Searching For Sustainability On The High Seas
“There’s a great future in plastics.”
This now iconic advice given to Dustin Hoffman’s character, Ben, in the 1967 film The Graduate, was suggested as a sure thing for his next step in life. And it was a sure thing for many businesses, for many years. But the tide has been turning for some time. And now it’s becoming a flash flood.
Let’s start with the Great Pacific Garbage Patch (GPGP). Last March, Nature.com released a study estimating the giant plastic patch is halfway between California and Hawaii, weighs 79,000 tons, covers 1.6 million square kilometers, and hasn’t stopped growing . The facts, pictures and video are now horrifying enough for everyday folks to take note and make changes.
The Last Straw
Plastic straws have been making headlines of late as the latest environmental villain. Searching for plastic straws, the first result returned in the documents is The Last Plastic Straw.org, with all the facts, as well as a documentary about the plastic straw environmental problem.
Further, an analysis of key Concepts showed some big Starbucks news, one business leader eliminating plastic straws.
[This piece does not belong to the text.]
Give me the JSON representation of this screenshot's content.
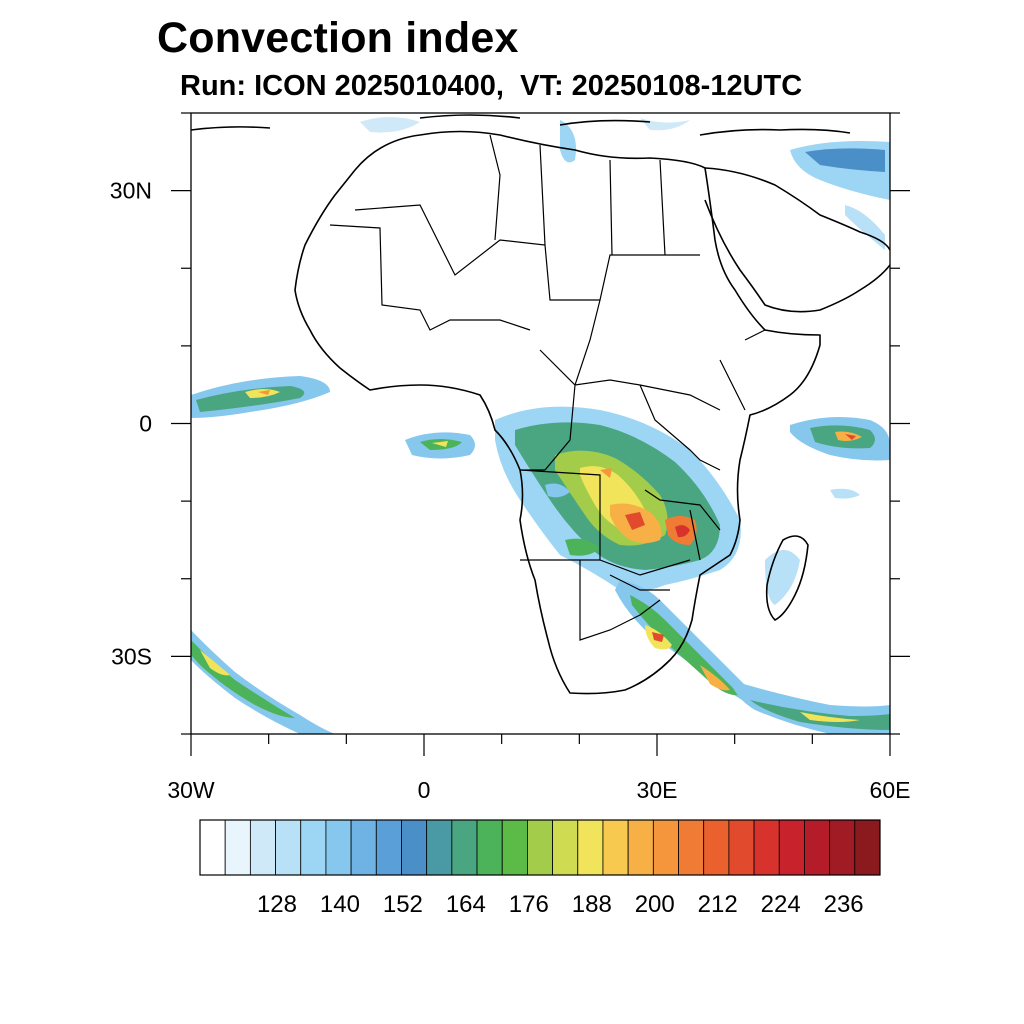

But clicking on “Know That Plastic” concept revealed an article from GrubStreet.com discussing what it will really mean to eliminate plastic straws. Digging deeper, a great solution highlighted by GrubStreet is the Paradise Cove Beach Café, where they began handing out dried pasta, bucatini, as a straw substitute. Cool. So Freddo!
Woke
Are plastic straws really the cause of the GPGP? Plastic pollution has its own dilemma. Consumers’ mindless consumption is at the heart of this issue. We thought that choosing paper over plastic might help change the world, but we really need to think about the products we choose for their sustainability, even when it means sacrificing convenience. Searching on “single use plastic” and doing a quick review of the related Concepts and Clusters clearly lays out the issue. Then a look at the visual gallery shows graphics outlining the major culprits and the variety of products and materials that make up our plastic problem.
Nature.com’s report estimated that “46% of the GPGP was comprised of fishing nets” and pointed out the harm they do to hundreds of thousands of marine animals every year. Adidas is one company taking a stand, staging events and creating products out of abandoned fishing nets and upcycled waste from beaches to raise awareness in consumers and to create a second market for the fisherman’s nets.
To further complicate the issue and scramble the solutions, Fortune just posted an article on the idea that banning plastic and styrofoam could actually make pollution worse. It’s a question of resources versus waste. Banning EPS (styrofoam) would help in many ways, but it “ignores their potential to cause increases in paper waste, carbon emissions, and water pollution.” What that means: We need more solutions.
We may not all be able to substitute pasta for a problem product or build shoes out of trash but both of these approaches offer creative thinking about important problems and beg the question for everyone else: What can a brand do? Also, what can we all do?